Après les fortes tensions du départ, la situation se stabilise. Plus personne ne tente de dégager les accès et les plus énervés sont partis. Il n’y avait sur place que quelques policiers municipaux qui n’ont rien pu faire. La police nationale est appelée en renfort et stationne au fond du parking. Avant 11 h 30, une annonce au micro ordonne aux clients d’évacuer le magasin et invite les commerçants à se mettre à l’abri. Tonnerre d’applaudissements parmi les militants qui ont remporté leur pari : stopper quelque temps la consommation et attirer l’attention des médias sur les raisons de leur combat non-violent.

Restée à l’écart, la police intervient peu de temps après. Un groupe se rend d’abord devant l’une des portes et reste à bonne distance. L’« assaut » se fera devant une autre porte, dans une ambiance relativement calme. Les policiers arrachent les banderoles et font sortir les militants qui s’asseyent devant eux en chantant des slogans. Ils finiront par partir d’eux-mêmes vers 12 h 30. Les policiers resteront seuls devant les portes un petit quart d’heure pour interdire l’accès avant que le centre commercial ne rouvre ses portes.

Une autre action l'après-midi

Tout le monde rejoint le point de rendez-vous du matin. « La seule chose négative, c’est que ce sera difficile de faire mieux que ce matin ! ». Car oui, ils n’ont pas fini leur journée de mobilisation. « Il n’y aura pas de blocage cet après-midi, on va plutôt jouer. On va aux Passages Pasteur », annonce celui qui fait le briefing, toujours avec le plan du magasin au centre-ville.

Une consigne est donnée aux militants, celle de faire passer le message au public qu’il s’agit d’une « action médiatique pour faire parler du problème. Ça passe mieux que de dire que c’est un blocage, il faut assumer que c’est pour faire parler ». Après les images de ce matin qui montrent le blocage réussi et les tensions qu’il a engendrées, l’objectif est cette fois « d’avoir des images de jeu ».
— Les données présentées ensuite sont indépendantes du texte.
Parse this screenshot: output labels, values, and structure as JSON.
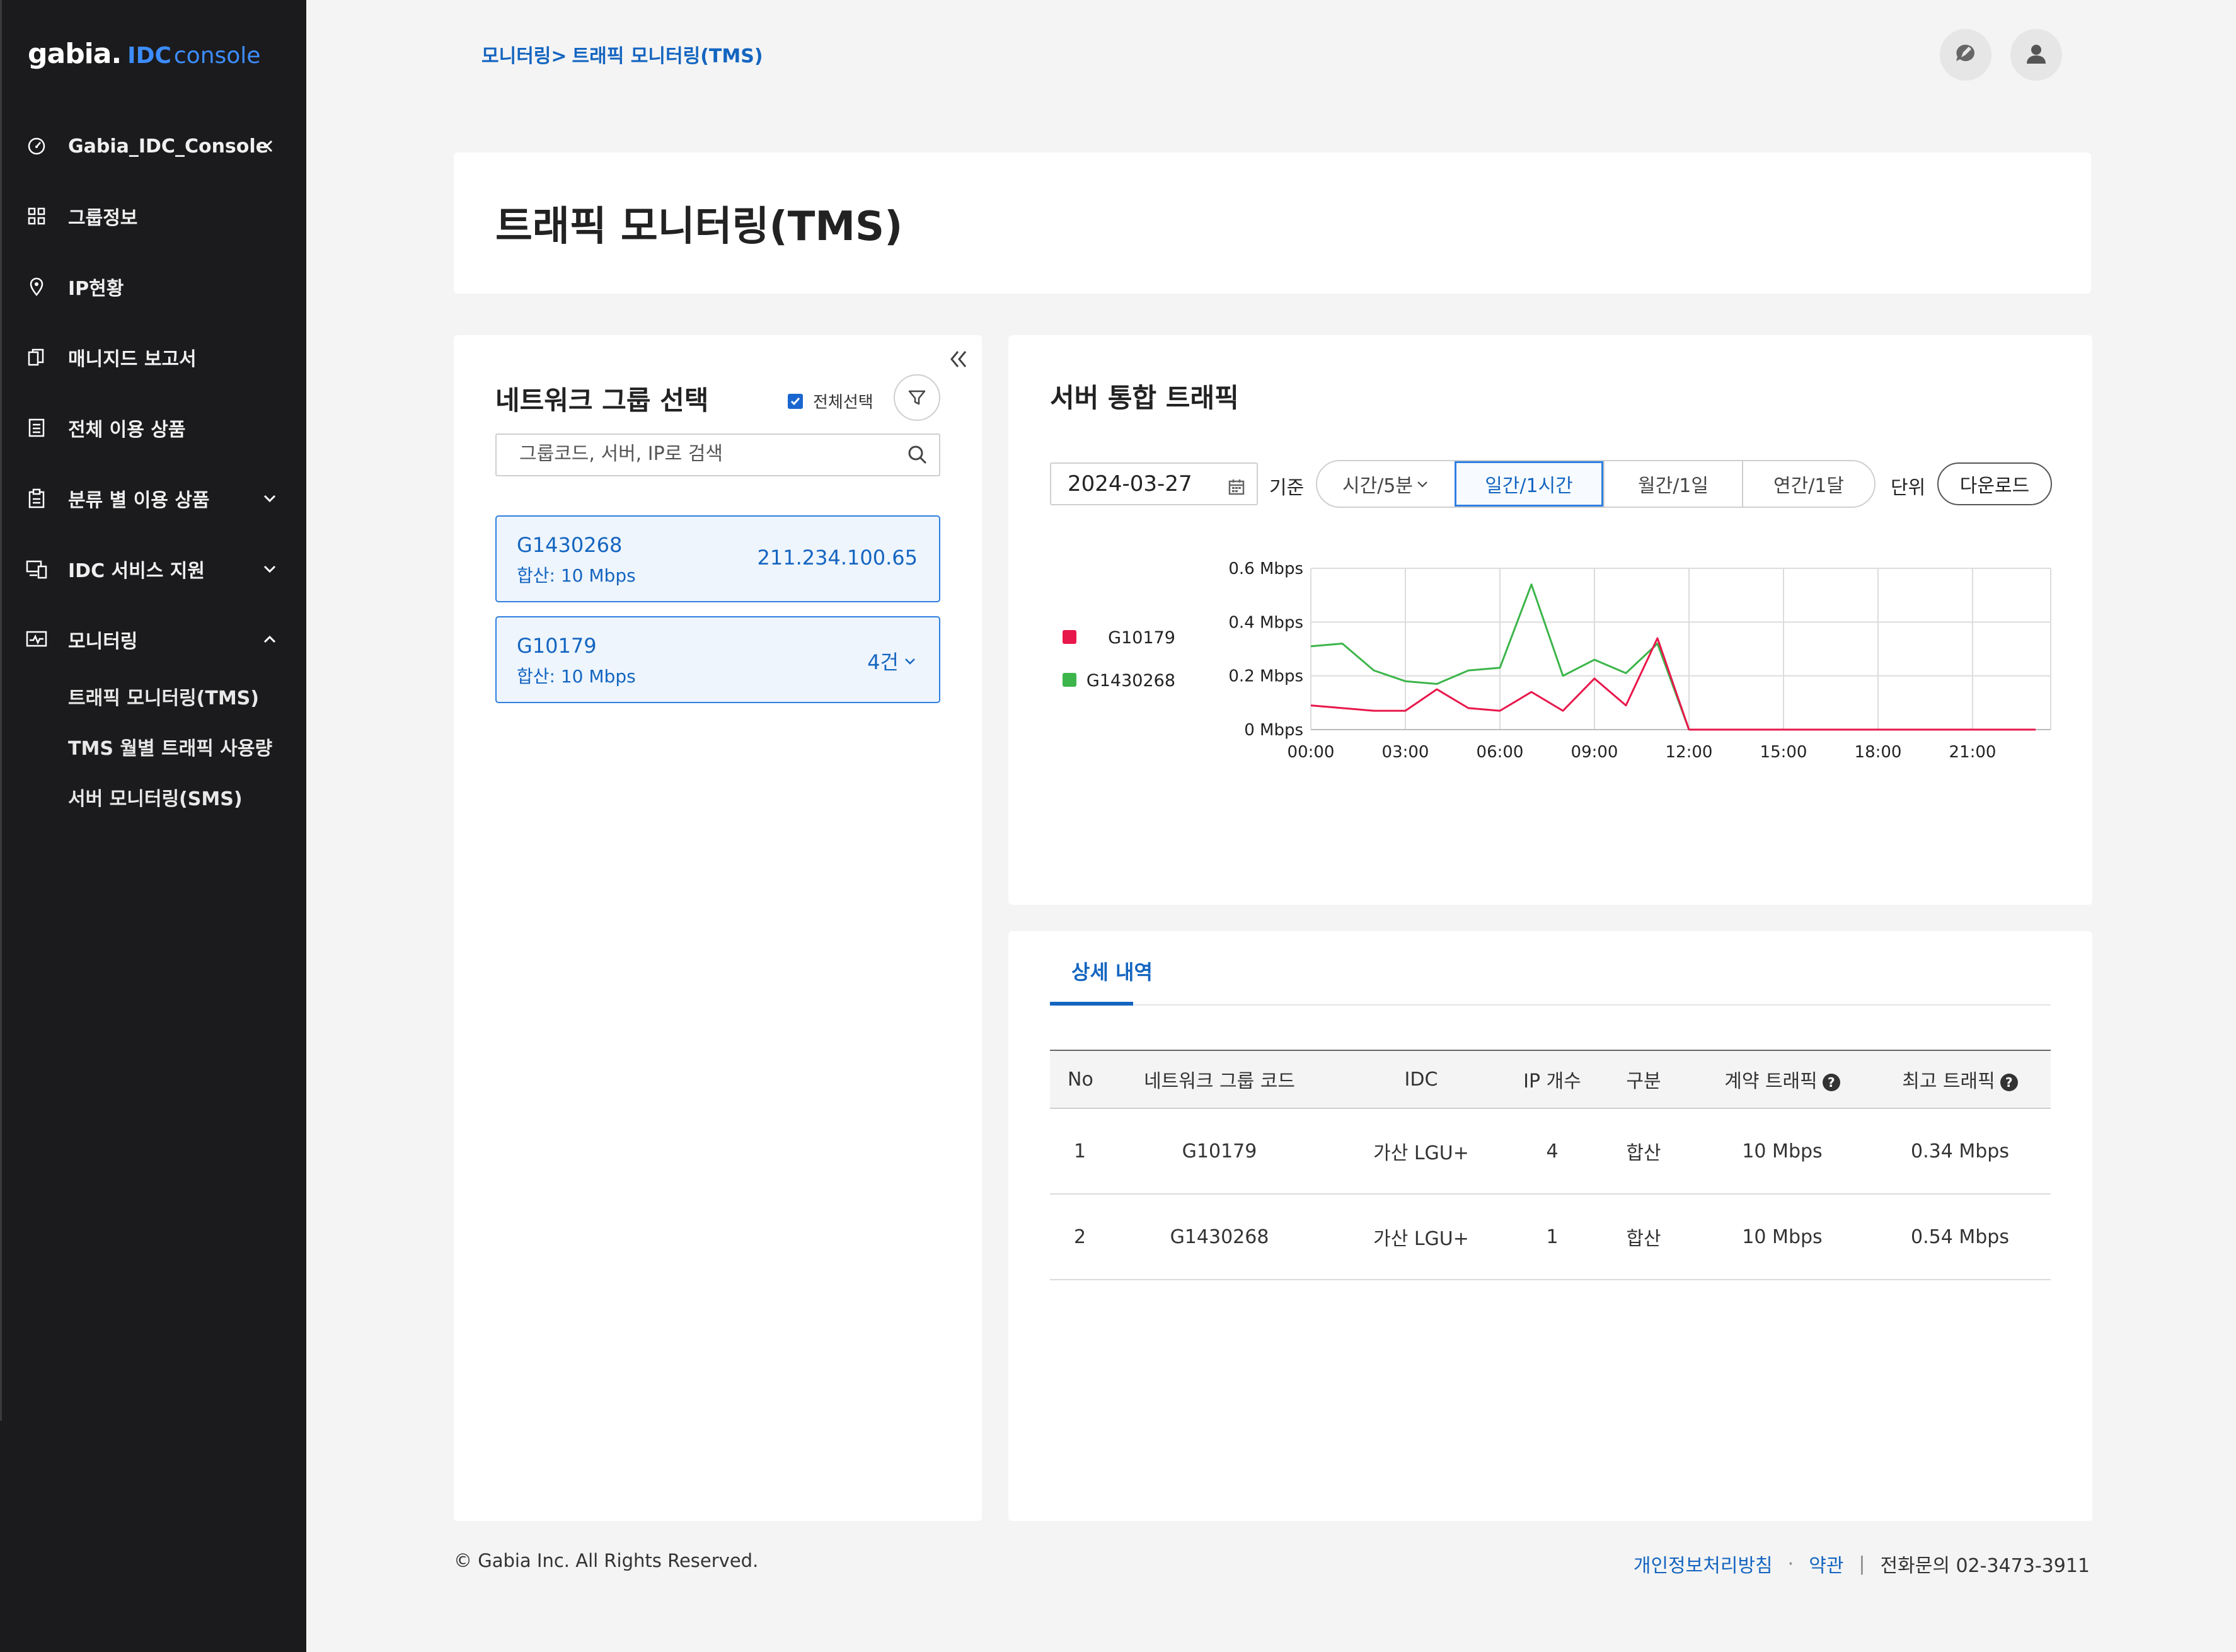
{
  "brand": {
    "logo_main": "gabia.",
    "logo_idc": "IDC",
    "logo_console": "console"
  },
  "sidebar": {
    "items": [
      {
        "label": "Gabia_IDC_Console",
        "icon": "dashboard-icon"
      },
      {
        "label": "그룹정보",
        "icon": "grid-icon"
      },
      {
        "label": "IP현황",
        "icon": "location-pin-icon"
      },
      {
        "label": "매니지드 보고서",
        "icon": "copy-document-icon"
      },
      {
        "label": "전체 이용 상품",
        "icon": "list-document-icon"
      },
      {
        "label": "분류 별 이용 상품",
        "icon": "clipboard-icon"
      },
      {
        "label": "IDC 서비스 지원",
        "icon": "devices-icon"
      },
      {
        "label": "모니터링",
        "icon": "monitor-chart-icon"
      }
    ],
    "sub_items": [
      {
        "label": "트래픽 모니터링(TMS)"
      },
      {
        "label": "TMS 월별 트래픽 사용량"
      },
      {
        "label": "서버 모니터링(SMS)"
      }
    ]
  },
  "breadcrumb": {
    "parent": "모니터링>",
    "current": "트래픽 모니터링(TMS)"
  },
  "page_title": "트래픽 모니터링(TMS)",
  "network_panel": {
    "title": "네트워크 그룹 선택",
    "select_all_label": "전체선택",
    "search_placeholder": "그룹코드, 서버, IP로 검색",
    "groups": [
      {
        "code": "G1430268",
        "summary": "합산: 10 Mbps",
        "right": "211.234.100.65"
      },
      {
        "code": "G10179",
        "summary": "합산: 10 Mbps",
        "right": "4건"
      }
    ]
  },
  "traffic_panel": {
    "title": "서버 통합 트래픽",
    "date": "2024-03-27",
    "basis_label": "기준",
    "periods": [
      "시간/5분",
      "일간/1시간",
      "월간/1일",
      "연간/1달"
    ],
    "active_period": "일간/1시간",
    "unit_label": "단위",
    "download_label": "다운로드"
  },
  "chart_data": {
    "type": "line",
    "x": [
      "00:00",
      "01:00",
      "02:00",
      "03:00",
      "04:00",
      "05:00",
      "06:00",
      "07:00",
      "08:00",
      "09:00",
      "10:00",
      "11:00",
      "12:00",
      "13:00",
      "14:00",
      "15:00",
      "16:00",
      "17:00",
      "18:00",
      "19:00",
      "20:00",
      "21:00",
      "22:00",
      "23:00"
    ],
    "x_ticks": [
      "00:00",
      "03:00",
      "06:00",
      "09:00",
      "12:00",
      "15:00",
      "18:00",
      "21:00"
    ],
    "y_ticks": [
      "0.6 Mbps",
      "0.4 Mbps",
      "0.2 Mbps",
      "0 Mbps"
    ],
    "ylim": [
      0,
      0.6
    ],
    "legend_position": "left",
    "grid": true,
    "series": [
      {
        "name": "G10179",
        "color": "#e8174b",
        "values": [
          0.09,
          0.08,
          0.07,
          0.07,
          0.15,
          0.08,
          0.07,
          0.14,
          0.07,
          0.19,
          0.09,
          0.34,
          0,
          0,
          0,
          0,
          0,
          0,
          0,
          0,
          0,
          0,
          0,
          0
        ]
      },
      {
        "name": "G1430268",
        "color": "#3cb54a",
        "values": [
          0.31,
          0.32,
          0.22,
          0.18,
          0.17,
          0.22,
          0.23,
          0.54,
          0.2,
          0.26,
          0.21,
          0.32,
          0,
          0,
          0,
          0,
          0,
          0,
          0,
          0,
          0,
          0,
          0,
          0
        ]
      }
    ]
  },
  "detail": {
    "tab": "상세 내역",
    "headers": [
      "No",
      "네트워크 그룹 코드",
      "IDC",
      "IP 개수",
      "구분",
      "계약 트래픽",
      "최고 트래픽"
    ],
    "rows": [
      {
        "no": "1",
        "code": "G10179",
        "idc": "가산 LGU+",
        "ips": "4",
        "type": "합산",
        "contract": "10 Mbps",
        "peak": "0.34 Mbps"
      },
      {
        "no": "2",
        "code": "G1430268",
        "idc": "가산 LGU+",
        "ips": "1",
        "type": "합산",
        "contract": "10 Mbps",
        "peak": "0.54 Mbps"
      }
    ]
  },
  "footer": {
    "copyright": "© Gabia Inc. All Rights Reserved.",
    "privacy": "개인정보처리방침",
    "dot": "·",
    "terms": "약관",
    "bar": "|",
    "phone": "전화문의 02-3473-3911"
  }
}
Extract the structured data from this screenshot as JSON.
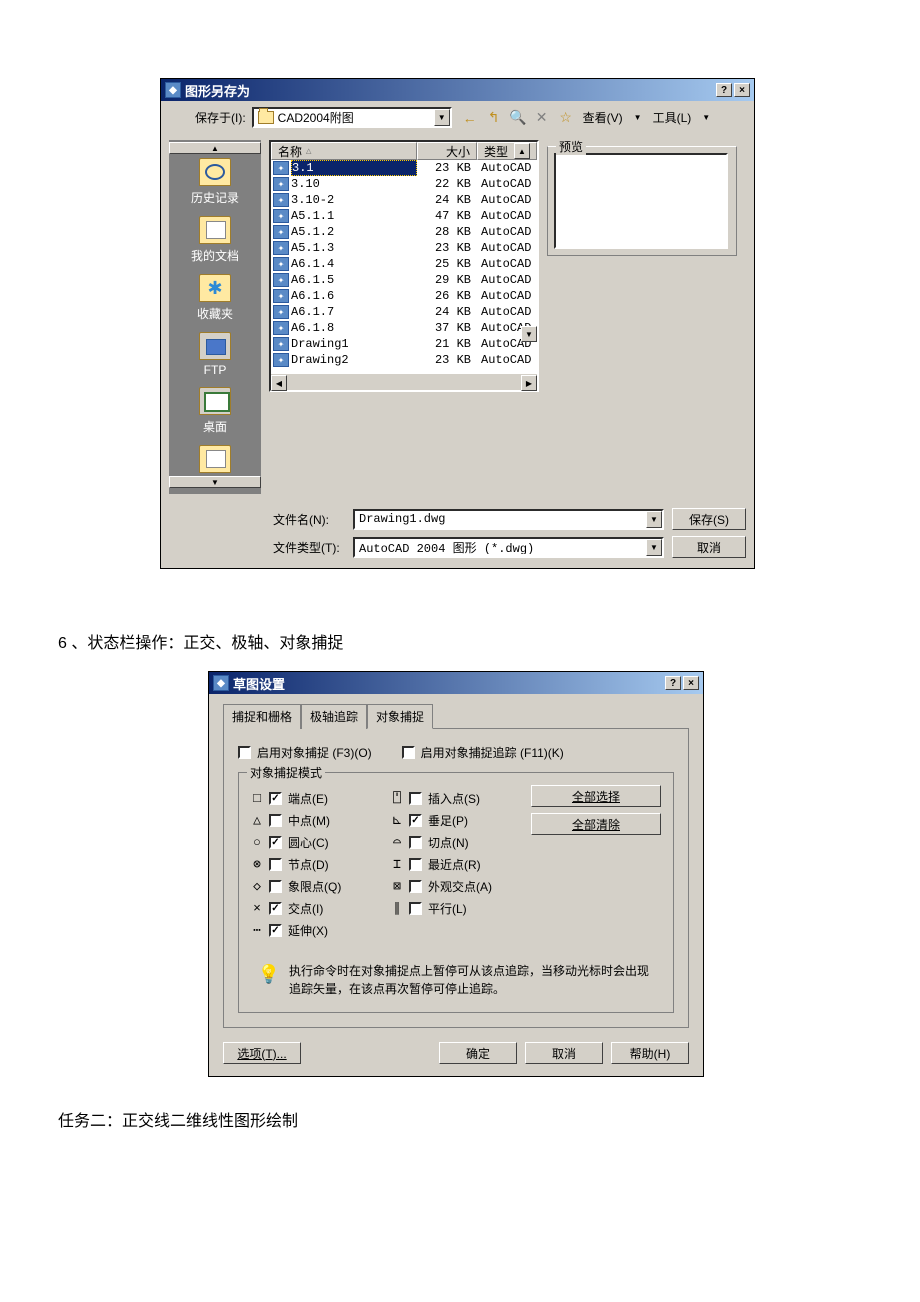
{
  "save_as": {
    "title": "图形另存为",
    "save_in_label": "保存于(I):",
    "folder": "CAD2004附图",
    "toolbar": {
      "back": "←",
      "up": "↰",
      "search": "🔍",
      "delete": "✕",
      "new_folder": "☆",
      "view_label": "查看(V)",
      "tools_label": "工具(L)"
    },
    "places": [
      "历史记录",
      "我的文档",
      "收藏夹",
      "FTP",
      "桌面"
    ],
    "columns": {
      "name": "名称",
      "size": "大小",
      "type": "类型"
    },
    "files": [
      {
        "name": "3.1",
        "size": "23 KB",
        "type": "AutoCAD",
        "selected": true
      },
      {
        "name": "3.10",
        "size": "22 KB",
        "type": "AutoCAD"
      },
      {
        "name": "3.10-2",
        "size": "24 KB",
        "type": "AutoCAD"
      },
      {
        "name": "A5.1.1",
        "size": "47 KB",
        "type": "AutoCAD"
      },
      {
        "name": "A5.1.2",
        "size": "28 KB",
        "type": "AutoCAD"
      },
      {
        "name": "A5.1.3",
        "size": "23 KB",
        "type": "AutoCAD"
      },
      {
        "name": "A6.1.4",
        "size": "25 KB",
        "type": "AutoCAD"
      },
      {
        "name": "A6.1.5",
        "size": "29 KB",
        "type": "AutoCAD"
      },
      {
        "name": "A6.1.6",
        "size": "26 KB",
        "type": "AutoCAD"
      },
      {
        "name": "A6.1.7",
        "size": "24 KB",
        "type": "AutoCAD"
      },
      {
        "name": "A6.1.8",
        "size": "37 KB",
        "type": "AutoCAD"
      },
      {
        "name": "Drawing1",
        "size": "21 KB",
        "type": "AutoCAD"
      },
      {
        "name": "Drawing2",
        "size": "23 KB",
        "type": "AutoCAD"
      }
    ],
    "preview_label": "预览",
    "filename_label": "文件名(N):",
    "filename_value": "Drawing1.dwg",
    "filetype_label": "文件类型(T):",
    "filetype_value": "AutoCAD 2004 图形 (*.dwg)",
    "save_btn": "保存(S)",
    "cancel_btn": "取消"
  },
  "doc": {
    "line1": "6 、状态栏操作：正交、极轴、对象捕捉",
    "line2": "任务二：正交线二维线性图形绘制"
  },
  "draft": {
    "title": "草图设置",
    "tabs": [
      "捕捉和栅格",
      "极轴追踪",
      "对象捕捉"
    ],
    "active_tab": 2,
    "enable_osnap_label": "启用对象捕捉 (F3)(O)",
    "enable_osnap_checked": false,
    "enable_track_label": "启用对象捕捉追踪 (F11)(K)",
    "enable_track_checked": false,
    "group_label": "对象捕捉模式",
    "left": [
      {
        "sym": "□",
        "label": "端点(E)",
        "checked": true
      },
      {
        "sym": "△",
        "label": "中点(M)",
        "checked": false
      },
      {
        "sym": "○",
        "label": "圆心(C)",
        "checked": true
      },
      {
        "sym": "⊗",
        "label": "节点(D)",
        "checked": false
      },
      {
        "sym": "◇",
        "label": "象限点(Q)",
        "checked": false
      },
      {
        "sym": "×",
        "label": "交点(I)",
        "checked": true
      },
      {
        "sym": "⋯",
        "label": "延伸(X)",
        "checked": true
      }
    ],
    "right": [
      {
        "sym": "⍞",
        "label": "插入点(S)",
        "checked": false
      },
      {
        "sym": "⊾",
        "label": "垂足(P)",
        "checked": true
      },
      {
        "sym": "⌓",
        "label": "切点(N)",
        "checked": false
      },
      {
        "sym": "⌶",
        "label": "最近点(R)",
        "checked": false
      },
      {
        "sym": "⊠",
        "label": "外观交点(A)",
        "checked": false
      },
      {
        "sym": "∥",
        "label": "平行(L)",
        "checked": false
      }
    ],
    "select_all": "全部选择",
    "clear_all": "全部清除",
    "hint": "执行命令时在对象捕捉点上暂停可从该点追踪，当移动光标时会出现追踪矢量，在该点再次暂停可停止追踪。",
    "options_btn": "选项(T)...",
    "ok_btn": "确定",
    "cancel_btn": "取消",
    "help_btn": "帮助(H)"
  }
}
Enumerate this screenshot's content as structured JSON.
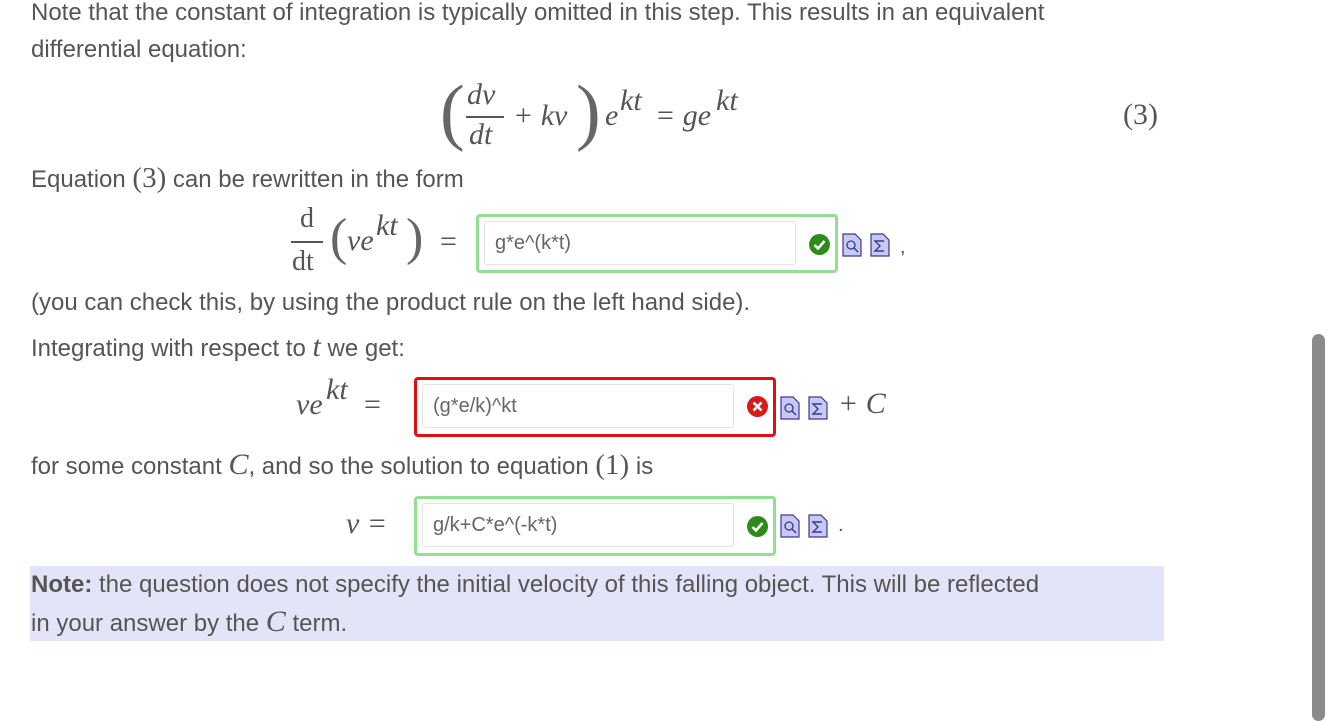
{
  "text": {
    "intro_line1": "Note that the constant of integration is typically omitted in this step. This results in an equivalent",
    "intro_line2": "differential equation:",
    "eq_number": "(3)",
    "equation_ref_prefix": "Equation",
    "equation_ref_num": "(3)",
    "equation_ref_suffix": "can be rewritten in the form",
    "check_note": "(you can check this, by using the product rule on the left hand side).",
    "integrating_prefix": "Integrating with respect to",
    "integrating_var": "t",
    "integrating_suffix": "we get:",
    "constant_prefix": "for some constant",
    "constant_var": "C",
    "constant_mid": ", and so the solution to equation",
    "constant_ref": "(1)",
    "constant_suffix": "is",
    "note_bold": "Note:",
    "note_line1": "the question does not specify the initial velocity of this falling object. This will be reflected",
    "note_line2_prefix": "in your answer by the",
    "note_line2_var": "C",
    "note_line2_suffix": "term."
  },
  "math": {
    "dv": "dv",
    "dt": "dt",
    "plus_kv": "+ kv",
    "e": "e",
    "kt": "kt",
    "equals_ge": "= ge",
    "d": "d",
    "ve": "ve",
    "equals": "=",
    "plus_C": "+ C",
    "v_equals": "v =",
    "comma": ",",
    "period": "."
  },
  "inputs": [
    {
      "value": "g*e^(k*t)",
      "status": "correct"
    },
    {
      "value": "(g*e/k)^kt",
      "status": "incorrect"
    },
    {
      "value": "g/k+C*e^(-k*t)",
      "status": "correct"
    }
  ],
  "icons": [
    "check-circle-icon",
    "cross-circle-icon",
    "preview-doc-icon",
    "sigma-doc-icon"
  ],
  "colors": {
    "correct_border": "#90e090",
    "incorrect_border": "#e01010",
    "correct_icon": "#2f8a1c",
    "incorrect_icon": "#d61b1b",
    "note_background": "#e4e4f8"
  }
}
Une figure bien connue des Gilets jeunes lève la main. « – Les Gilets jaunes peuvent-ils venir ? – Oui, s’ils sont ok avec le protocole d’action et qu’ils ne nous font pas gauler ! ». La question doit surtout être pour la forme, certains d’entre eux étant déjà présents le matin. Beaucoup ont à l’esprit la nécessaire jonction des différentes forces pour véritablement peser. « Les choses pourront bouger quand on sera tous unis », pronostique un militant.

En attendant cette heure qui n’est pas encore vraiment venue, direction le centre-ville donc. Beaucoup sont rentrés, discrètement, à l’intérieur de la galerie. Au signal, c’est l’explosion. L’ambiance change et devient joyeuse, on chante, on danse, on joue avec une balle de foot en mousse, un filet est tendu et certains s’exercent au badminton, des parties de cartes s’organisent sur le sol, une chenille fait le tour de l’espace, les publicités lumineuses sont recouvertes de blanc de Meudon qui permet l’inscription de slogans et qui a l’avantage de pouvoir être nettoyé à l’eau, ce qui évite le qualificatif de dégradation.

Tout le monde finit par repartir en chantant, certains rejoindront « les blouses blanches » qui tractent place de la révolution pour alerter l’opinion sur la situation dans les hôpitaux. Les Gilets jaunes sont là, et des camions de CRS, au moins douze, arrivent en ville après que les actions de désobéissance civile sont terminées.